2. When you own a house free and clear and there’s a single person you’d like to have inherit it, you should designate that person as the beneficiary for the house. Then he or she gets it without paying taxes on it and without hoop-jumping.

3. Same is true with bank accounts. If the heir is designated your beneficiary in the bank or credit union’s records, all the person needs is a death certificate to get access to the funds.

4. And you should also designate a beneficiary to your 401(k), 402(b), IRA, and mutual funds. Similarly, this avoids probate and gives the person immediate access to those funds that aren’t tax-deferred.

5. You now not only need a medical power of attorney to go with your living will, you need a mental health power of attorney. This allows your designee to get mental health care for you should you suffer dementia to the point where you need hospitalization.

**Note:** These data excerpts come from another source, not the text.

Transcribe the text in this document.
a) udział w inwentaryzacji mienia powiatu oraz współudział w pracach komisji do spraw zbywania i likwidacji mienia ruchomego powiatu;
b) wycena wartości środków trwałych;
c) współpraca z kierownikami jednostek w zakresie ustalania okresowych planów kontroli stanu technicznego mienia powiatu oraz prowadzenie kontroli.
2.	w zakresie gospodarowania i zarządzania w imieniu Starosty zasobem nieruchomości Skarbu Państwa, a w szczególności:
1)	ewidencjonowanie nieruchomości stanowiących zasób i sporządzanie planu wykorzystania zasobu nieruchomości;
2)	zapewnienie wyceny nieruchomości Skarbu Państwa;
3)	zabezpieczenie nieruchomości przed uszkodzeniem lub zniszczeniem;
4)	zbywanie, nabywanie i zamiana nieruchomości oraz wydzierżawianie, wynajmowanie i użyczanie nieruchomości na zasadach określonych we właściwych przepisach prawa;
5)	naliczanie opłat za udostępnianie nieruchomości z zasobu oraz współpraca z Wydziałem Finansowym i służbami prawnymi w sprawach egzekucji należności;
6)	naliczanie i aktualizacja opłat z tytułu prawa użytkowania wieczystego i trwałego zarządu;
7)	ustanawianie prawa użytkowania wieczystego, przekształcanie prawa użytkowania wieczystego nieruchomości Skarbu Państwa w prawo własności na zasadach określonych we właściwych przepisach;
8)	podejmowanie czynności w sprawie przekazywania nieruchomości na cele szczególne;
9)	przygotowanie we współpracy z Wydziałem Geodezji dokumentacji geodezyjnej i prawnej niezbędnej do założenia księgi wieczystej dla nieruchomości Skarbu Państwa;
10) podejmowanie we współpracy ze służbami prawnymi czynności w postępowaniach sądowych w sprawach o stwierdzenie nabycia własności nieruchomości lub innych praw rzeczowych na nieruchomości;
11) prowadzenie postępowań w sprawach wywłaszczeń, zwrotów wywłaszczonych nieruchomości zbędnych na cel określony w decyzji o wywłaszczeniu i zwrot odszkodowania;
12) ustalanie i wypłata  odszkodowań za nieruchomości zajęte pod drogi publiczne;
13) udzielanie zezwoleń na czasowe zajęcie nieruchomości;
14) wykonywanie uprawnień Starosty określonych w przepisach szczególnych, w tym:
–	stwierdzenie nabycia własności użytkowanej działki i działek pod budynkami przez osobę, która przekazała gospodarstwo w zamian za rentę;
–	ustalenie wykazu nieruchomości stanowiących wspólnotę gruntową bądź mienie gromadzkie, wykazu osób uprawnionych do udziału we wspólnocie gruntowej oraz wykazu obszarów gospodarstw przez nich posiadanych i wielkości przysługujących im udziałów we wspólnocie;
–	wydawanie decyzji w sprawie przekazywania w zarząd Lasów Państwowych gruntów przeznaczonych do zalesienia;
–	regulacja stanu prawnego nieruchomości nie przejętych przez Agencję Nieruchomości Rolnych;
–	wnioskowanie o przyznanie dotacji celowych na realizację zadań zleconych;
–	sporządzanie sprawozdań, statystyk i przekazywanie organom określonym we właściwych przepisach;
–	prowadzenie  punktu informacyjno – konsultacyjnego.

6. Of course, you still need a durable power of attorney to permit your designee to pay your bills and otherwise deal with financial matters when you’re incapacitated.

7. If you haven’t updated your medical and durable powers of attorney recently, you need to do so ASAP. Recently the laws were changed so that some specific paragraphs need to be set out and initialed to make these instruments do what they’re intended to do.

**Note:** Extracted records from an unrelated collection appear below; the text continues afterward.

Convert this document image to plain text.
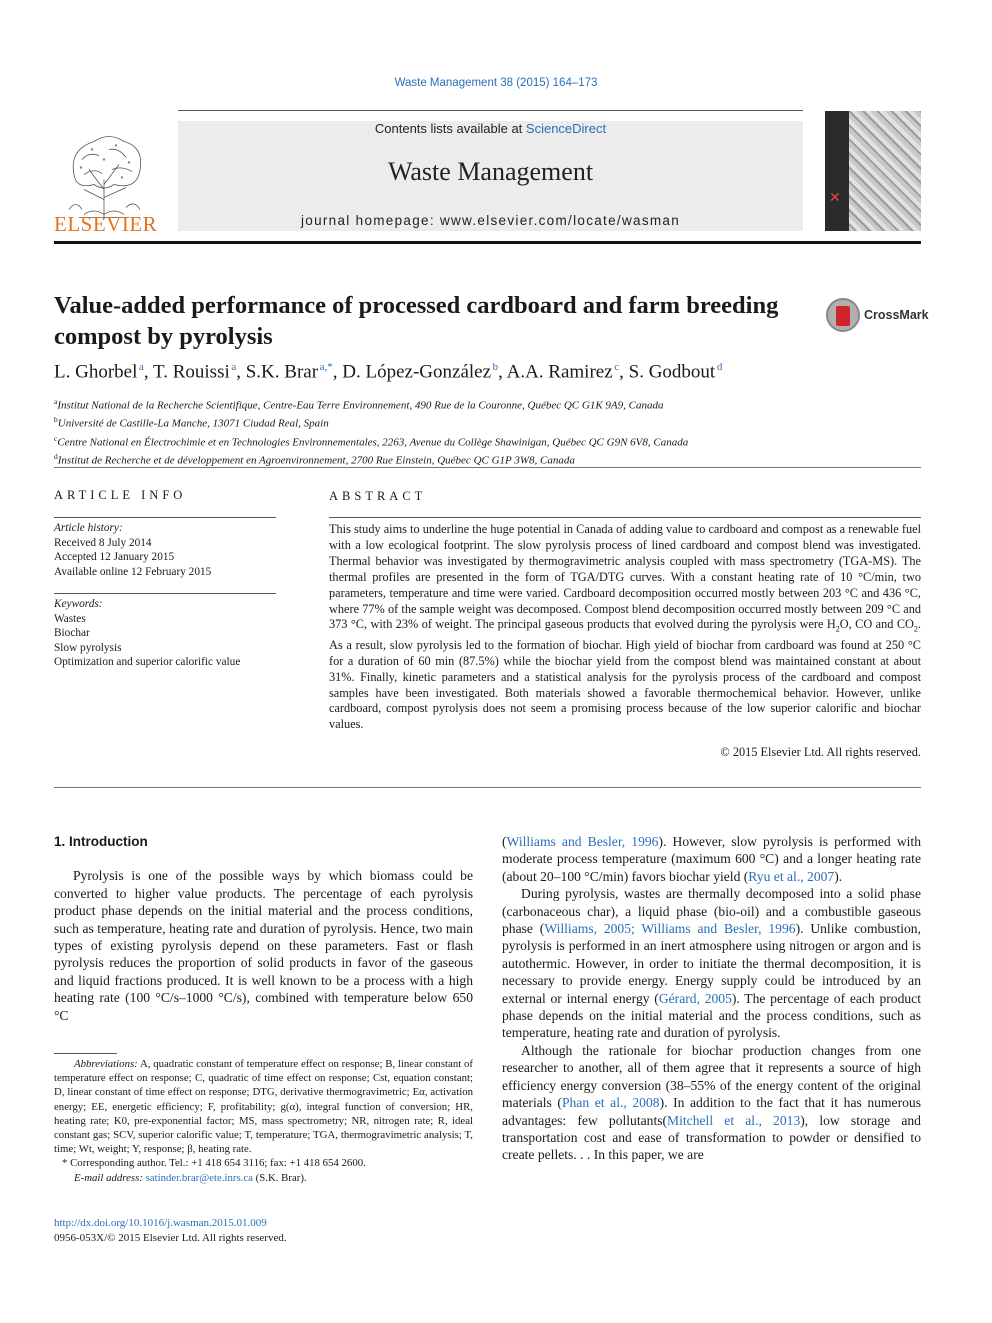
Waste Management 38 (2015) 164–173
ELSEVIER
Contents lists available at ScienceDirect
Waste Management
journal homepage: www.elsevier.com/locate/wasman
✕
Value-added performance of processed cardboard and farm breeding
compost by pyrolysis
CrossMark
L. Ghorbel  $^a$, T. Rouissi  $^a$, S.K. Brar  $^{a,*}$, D. López-González  $^b$, A.A. Ramirez  $^c$, S. Godbout  $^d$
$^a$Institut National de la Recherche Scientifique, Centre-Eau Terre Environnement, 490 Rue de la Couronne, Québec QC G1K 9A9, Canada
$^b$Université de Castille-La Manche, 13071 Ciudad Real, Spain
$^c$Centre National en Électrochimie et en Technologies Environnementales, 2263, Avenue du Collège Shawinigan, Québec QC G9N 6V8, Canada
$^d$Institut de Recherche et de développement en Agroenvironnement, 2700 Rue Einstein, Québec QC G1P 3W8, Canada
ARTICLE INFO	ABSTRACT
Article history:
Received 8 July 2014
Accepted 12 January 2015
Available online 12 February 2015
Keywords:
Wastes
Biochar
Slow pyrolysis
Optimization and superior calorific value
This study aims to underline the huge potential in Canada of adding value to cardboard and compost as a renewable fuel with a low ecological footprint. The slow pyrolysis process of lined cardboard and compost blend was investigated. Thermal behavior was investigated by thermogravimetric analysis coupled with mass spectrometry (TGA-MS). The thermal profiles are presented in the form of TGA/DTG curves. With a constant heating rate of 10 °C/min, two parameters, temperature and time were varied. Cardboard decomposition occurred mostly between 203 °C and 436 °C, where 77% of the sample weight was decomposed. Compost blend decomposition occurred mostly between 209 °C and 373 °C, with 23% of weight. The principal gaseous products that evolved during the pyrolysis were $H_2O$, CO and $CO_2$. As a result, slow pyrolysis led to the formation of biochar. High yield of biochar from cardboard was found at 250 °C for a duration of 60 min (87.5%) while the biochar yield from the compost blend was maintained constant at about 31%. Finally, kinetic parameters and a statistical analysis for the pyrolysis process of the cardboard and compost samples have been investigated. Both materials showed a favorable thermochemical behavior. However, unlike cardboard, compost pyrolysis does not seem a promising process because of the low superior calorific and biochar values.
© 2015 Elsevier Ltd. All rights reserved.
1. Introduction

Pyrolysis is one of the possible ways by which biomass could be converted to higher value products. The percentage of each pyrolysis product phase depends on the initial material and the process conditions, such as temperature, heating rate and duration of pyrolysis. Hence, two main types of existing pyrolysis depend on these parameters. Fast or flash pyrolysis reduces the proportion of solid products in favor of the gaseous and liquid fractions produced. It is well known to be a process with a high heating rate (100 °C/s–1000 °C/s), combined with temperature below 650 °C

(Williams and Besler, 1996). However, slow pyrolysis is performed with moderate process temperature (maximum 600 °C) and a longer heating rate (about 20–100 °C/min) favors biochar yield (Ryu et al., 2007).

During pyrolysis, wastes are thermally decomposed into a solid phase (carbonaceous char), a liquid phase (bio-oil) and a combustible gaseous phase (Williams, 2005; Williams and Besler, 1996). Unlike combustion, pyrolysis is performed in an inert atmosphere using nitrogen or argon and is autothermic. However, in order to initiate the thermal decomposition, it is necessary to provide energy. Energy supply could be introduced by an external or internal energy (Gérard, 2005). The percentage of each product phase depends on the initial material and the process conditions, such as temperature, heating rate and duration of pyrolysis.

Although the rationale for biochar production changes from one researcher to another, all of them agree that it represents a source of high efficiency energy conversion (38–55% of the energy content of the original materials (Phan et al., 2008). In addition to the fact that it has numerous advantages: few pollutants(Mitchell et al., 2013), low storage and transportation cost and ease of transformation to powder or densified to create pellets. . . In this paper, we are

Abbreviations: A, quadratic constant of temperature effect on response; B, linear constant of temperature effect on response; C, quadratic of time effect on response; Cst, equation constant; D, linear constant of time effect on response; DTG, derivative thermogravimetric; Eα, activation energy; EE, energetic efficiency; F, profitability; g(α), integral function of conversion; HR, heating rate; K0, pre-exponential factor; MS, mass spectrometry; NR, nitrogen rate; R, ideal constant gas; SCV, superior calorific value; T, temperature; TGA, thermogravimetric analysis; T, time; Wt, weight; Y, response; β, heating rate.
* Corresponding author. Tel.: +1 418 654 3116; fax: +1 418 654 2600.
E-mail address: satinder.brar@ete.inrs.ca (S.K. Brar).
http://dx.doi.org/10.1016/j.wasman.2015.01.009
0956-053X/© 2015 Elsevier Ltd. All rights reserved.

8. When you owe on a mortgage, it’s a good idea to have a term life insurance policy that will provide the heir with enough to cover the cost of the mortgage. In M’hijito’s case, it’s de rigueur, since most of my funds are now in tax-deferred instruments, and he would lose about half the money to taxes if he had to withdraw enough from my IRAs to make payments. Besides, I want him to be able to keep the IRA funds until he reaches retirement age, since it’s very unlikely Social Security will be available for him.

She urged me, however, to talk with a real estate lawyer before taking out an insurance policy to cover the upside-down mortgage on the downtown house. Since I won’t be able to work much longer—certainly not at the pace I’m doing now—it  may be in our best interest to consider a strategic default now, not later.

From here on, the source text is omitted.